Gliomas are often tested for IDH1 mutation following surgery to remove the tumor, but undergoing this type of testing often requires stringent insurance preapprovals due to rising health care costs, explained Craig Horbinski, MD, PhD, of the University of Kentucky. This model was 94% accurate in predicting the IDH1/2 mutation status of gliomas from The Cancer Genome Atlas. This study was published in Neuro-Oncology (2014; doi:10.1093/neuonc/nou097).

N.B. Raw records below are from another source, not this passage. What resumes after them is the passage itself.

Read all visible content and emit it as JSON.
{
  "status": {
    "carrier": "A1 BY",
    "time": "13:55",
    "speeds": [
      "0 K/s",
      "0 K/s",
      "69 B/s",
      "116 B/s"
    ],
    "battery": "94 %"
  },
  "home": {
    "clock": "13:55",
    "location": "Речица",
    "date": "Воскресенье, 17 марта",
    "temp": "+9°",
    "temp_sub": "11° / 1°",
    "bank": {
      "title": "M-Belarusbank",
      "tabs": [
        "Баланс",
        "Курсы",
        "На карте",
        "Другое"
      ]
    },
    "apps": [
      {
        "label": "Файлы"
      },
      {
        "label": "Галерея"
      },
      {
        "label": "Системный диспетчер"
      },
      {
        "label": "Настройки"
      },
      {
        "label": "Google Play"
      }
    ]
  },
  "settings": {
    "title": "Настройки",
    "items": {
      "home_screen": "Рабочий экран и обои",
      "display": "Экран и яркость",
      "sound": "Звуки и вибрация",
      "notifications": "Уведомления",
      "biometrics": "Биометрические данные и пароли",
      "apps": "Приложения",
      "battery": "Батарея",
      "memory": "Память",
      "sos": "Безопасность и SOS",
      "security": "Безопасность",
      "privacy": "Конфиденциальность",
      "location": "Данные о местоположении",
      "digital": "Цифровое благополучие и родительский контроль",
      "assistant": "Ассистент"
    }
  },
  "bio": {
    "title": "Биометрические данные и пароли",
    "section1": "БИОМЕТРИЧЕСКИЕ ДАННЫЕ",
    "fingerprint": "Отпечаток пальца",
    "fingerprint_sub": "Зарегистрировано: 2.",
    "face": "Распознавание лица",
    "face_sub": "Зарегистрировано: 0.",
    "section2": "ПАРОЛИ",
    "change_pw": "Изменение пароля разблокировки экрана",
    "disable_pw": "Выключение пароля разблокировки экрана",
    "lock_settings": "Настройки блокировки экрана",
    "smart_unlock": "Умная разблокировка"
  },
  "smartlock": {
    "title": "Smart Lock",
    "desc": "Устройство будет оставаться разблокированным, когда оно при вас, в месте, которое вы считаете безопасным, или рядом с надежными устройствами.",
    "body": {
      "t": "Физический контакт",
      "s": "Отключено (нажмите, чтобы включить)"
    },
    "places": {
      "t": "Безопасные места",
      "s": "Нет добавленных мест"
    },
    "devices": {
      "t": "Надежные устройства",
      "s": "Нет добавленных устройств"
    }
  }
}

“Currently, there are no universally accepted guidelines for when gliomas should be tested for this mutation,” Horbinski said. “Obtaining insurance preapproval for additional molecular testing is becoming more commonplace, and this program will assist health care providers with an evidence-based rationale for when IDH1 screening is necessary.”
In addition, Horbinski noted that the program can help conserve research dollars by helping brain cancer researchers identify which specific older gliomas in tumor banks—those removed at a time before IDH1 testing was routine—should be tested as data for research projects.